После ужина мне хочется обсудить со Степой то, что я вижу прямо сейчас.
Он собирает новый замок из конструктора, когда я снова вхожу к нему в комнату. Я останавливаюсь и заглядываюсь на то, как старательно Степа работает. Он словно, ни больше, ни меньше, строит новую жизнь, и мне становится стыдно, что я сломал его старую.
– Ты больше не закрываешься. Ни в каком смысле. Это приятно. Можно пройти?
– Садись, конечно! – в его голосе звучит радость. Для меня это лучше любой музыки. Я приземляюсь, после того как плотно закрываю дверь, а потом не могу отвести глаз от сына, который начинает расти все выше и шире. Когда смотрю его первые фотографии, до меня доходит, какими же люди страшненькими и беспомощными появляются на свет, но к шести месяцам, а потом и к первому дню рождения Степка превратился в настоящего красавца, и сейчас с каждым днем в чертах его лица появляется все больше такого, что введет в транс еще не одну девчонку. Это и магический взгляд черных глаз, и все яснее очерчивающиеся брови, длинные ресницы, тонкая улыбка, душа, что светится изнутри – словно кожа пытается защитить немыслимый поток счастья. В младенчестве он смотрел на мир широко раскрытыми глазами и почему-то всегда с раскрытым ртом – я боялся, что у него нос плохо дышит, но причина была только в том, что он видел во всем прекрасное. Как он так умеет? Под моим взглядом он не становится неловким. Степа по-прежнему лихо управляется с деталями. На моих глазах строится фантастический замок. Первым сын не заговаривает, не спрашивает, чего я вломился, ему по-прежнему уютно, как будто он до сих пор один. Я смотрю, как из его рук со щелчком падает какая-то вещичка, Степе приходится ползти за ней под кровать, а потом на одной из остроконечных башен появляется флаг. Я не знаю, как начать разговор. Как вообще устроить этот разговор так, чтобы мы с сыном пообщались, как старые приятели. Через минуту я наконец-то придумываю:
– Ну, что, щегол? Значит, говоришь, Лали хорошая?

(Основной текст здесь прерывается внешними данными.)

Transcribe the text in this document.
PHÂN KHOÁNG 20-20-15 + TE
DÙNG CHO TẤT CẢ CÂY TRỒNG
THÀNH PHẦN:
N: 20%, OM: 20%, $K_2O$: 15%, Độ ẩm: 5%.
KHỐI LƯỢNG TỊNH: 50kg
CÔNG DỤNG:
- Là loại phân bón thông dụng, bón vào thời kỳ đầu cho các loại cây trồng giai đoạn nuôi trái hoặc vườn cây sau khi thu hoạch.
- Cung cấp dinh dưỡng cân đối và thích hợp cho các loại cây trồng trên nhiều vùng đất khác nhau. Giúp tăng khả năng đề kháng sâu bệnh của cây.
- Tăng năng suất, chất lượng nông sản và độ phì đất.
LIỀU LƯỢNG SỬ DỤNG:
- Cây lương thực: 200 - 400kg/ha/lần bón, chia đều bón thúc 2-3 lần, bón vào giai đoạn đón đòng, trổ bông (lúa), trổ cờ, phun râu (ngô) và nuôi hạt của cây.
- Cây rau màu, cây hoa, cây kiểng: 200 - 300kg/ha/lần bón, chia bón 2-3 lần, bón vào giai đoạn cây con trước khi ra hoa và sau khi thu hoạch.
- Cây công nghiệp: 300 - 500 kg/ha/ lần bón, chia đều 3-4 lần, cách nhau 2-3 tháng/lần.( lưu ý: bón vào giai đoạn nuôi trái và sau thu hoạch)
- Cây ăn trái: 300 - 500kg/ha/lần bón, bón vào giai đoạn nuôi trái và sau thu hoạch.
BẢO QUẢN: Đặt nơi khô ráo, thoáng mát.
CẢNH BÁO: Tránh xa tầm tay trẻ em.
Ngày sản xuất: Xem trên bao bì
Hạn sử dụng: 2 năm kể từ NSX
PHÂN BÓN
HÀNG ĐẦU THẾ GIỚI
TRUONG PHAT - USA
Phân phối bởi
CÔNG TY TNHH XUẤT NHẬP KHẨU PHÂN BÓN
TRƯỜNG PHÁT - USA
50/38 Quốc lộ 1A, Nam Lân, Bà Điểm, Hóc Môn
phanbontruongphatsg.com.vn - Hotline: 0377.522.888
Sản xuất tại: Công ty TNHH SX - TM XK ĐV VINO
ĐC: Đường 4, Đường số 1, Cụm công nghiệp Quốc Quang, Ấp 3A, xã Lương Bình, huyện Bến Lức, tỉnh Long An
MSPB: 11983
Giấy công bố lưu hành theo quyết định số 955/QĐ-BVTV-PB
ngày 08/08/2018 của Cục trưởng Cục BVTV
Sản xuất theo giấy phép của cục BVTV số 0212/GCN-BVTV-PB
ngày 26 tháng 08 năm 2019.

– Лали. – Степа поворачивается ко мне с этим именем на губах. – Да, очень. – На его лицо в этот момент как будто проливаются все солнечные лучи на свете, хотя за окном закат. Скоро он превратится в темноту. Наверное, я выдержал слишком длинную паузу, потому что свое внимание Степа вернул детальке от конструктора, размышляя, куда ее пристроить.
– Ты ее уже так целуешь… – говорю я, словно забыл разговор с Дмитрием Валерьевичем, в который включалась и эта тема. – Я видел. – Вот именно, на этот раз я все видел сам. Разные это вещи – узнать от кого-то или самому убедиться.
– Чем любовь в девять лет меньше настоящая, чем в семнадцать?
– Ничем, наверное. Я не влюблялся в девять. Ты мне скажи, ведь ты не собираешься совершить ту же глупость, что мы с твоей мамой?
– Значит, я – ваша глупость? – спрашивает он, и я не знаю, я замолкаю, хотя хочу возразить, закричать, как он так может говорить, мне жаль, что на словах все вышло именно так, я не знаю, как дать понять обратное, как дать понять, что Степа – это самое лучшее, что у меня получилось в жизни, но и становиться родителями неосознанно, в самом начале взрослости, как только тебе стукнуло восемнадцать, тоже убийственно. Ты учишься в школе, успеваешь и пожить и умереть, поступаешь в университет, делаешь несколько татуировок, не успеваешь понять, что вырос, а уже папа. И уже связан по рукам веревками учебы, веревками обязанностей отца, самых разных бесконечных обязанностей. Это случается в тот момент, когда ты меньше всего готов. В результате это все равно, что тебя похищает космический корабль и выплевывает на другую планету, не рассказав, что на этой планете к чему. Это все равно, что получить в подарок тачку, когда гонять еще ни хрена не умеешь, но расстояния преодолевать надо. – От поцелуев ничего плохого не случается. – Добавляет Степа, и я вздрагиваю, хотя это не выкрик, а почти шепот, но я виновато вздрагиваю и виновато смущаюсь, потому что слишком долго молчал, не смог двух слов связать.
– Ок, и к чему все это приведет в дальнейшем? – спрашиваю я, набирая в голос остатки строгости.
– К свадьбе. – Отвечает сын и торопливо заканчивает: – Но только после школы!
– Старшей? Или младшей?
Степа, 9 лет
Прорезаю толпу ребят, как Посейдон раздвигает волны океана, чтобы выйти на берег. Вот как я смел и решителен в этот понедельник! Бегу быстро, почти прохожу сквозь разрисованные стены, надеюсь, никто меня не видит в своей возне. Да кому я нужен, кроме дедули, папы и Лали? Иду, заручившись этой мыслью, рассчитывая, что она дарует мне временную невидимость.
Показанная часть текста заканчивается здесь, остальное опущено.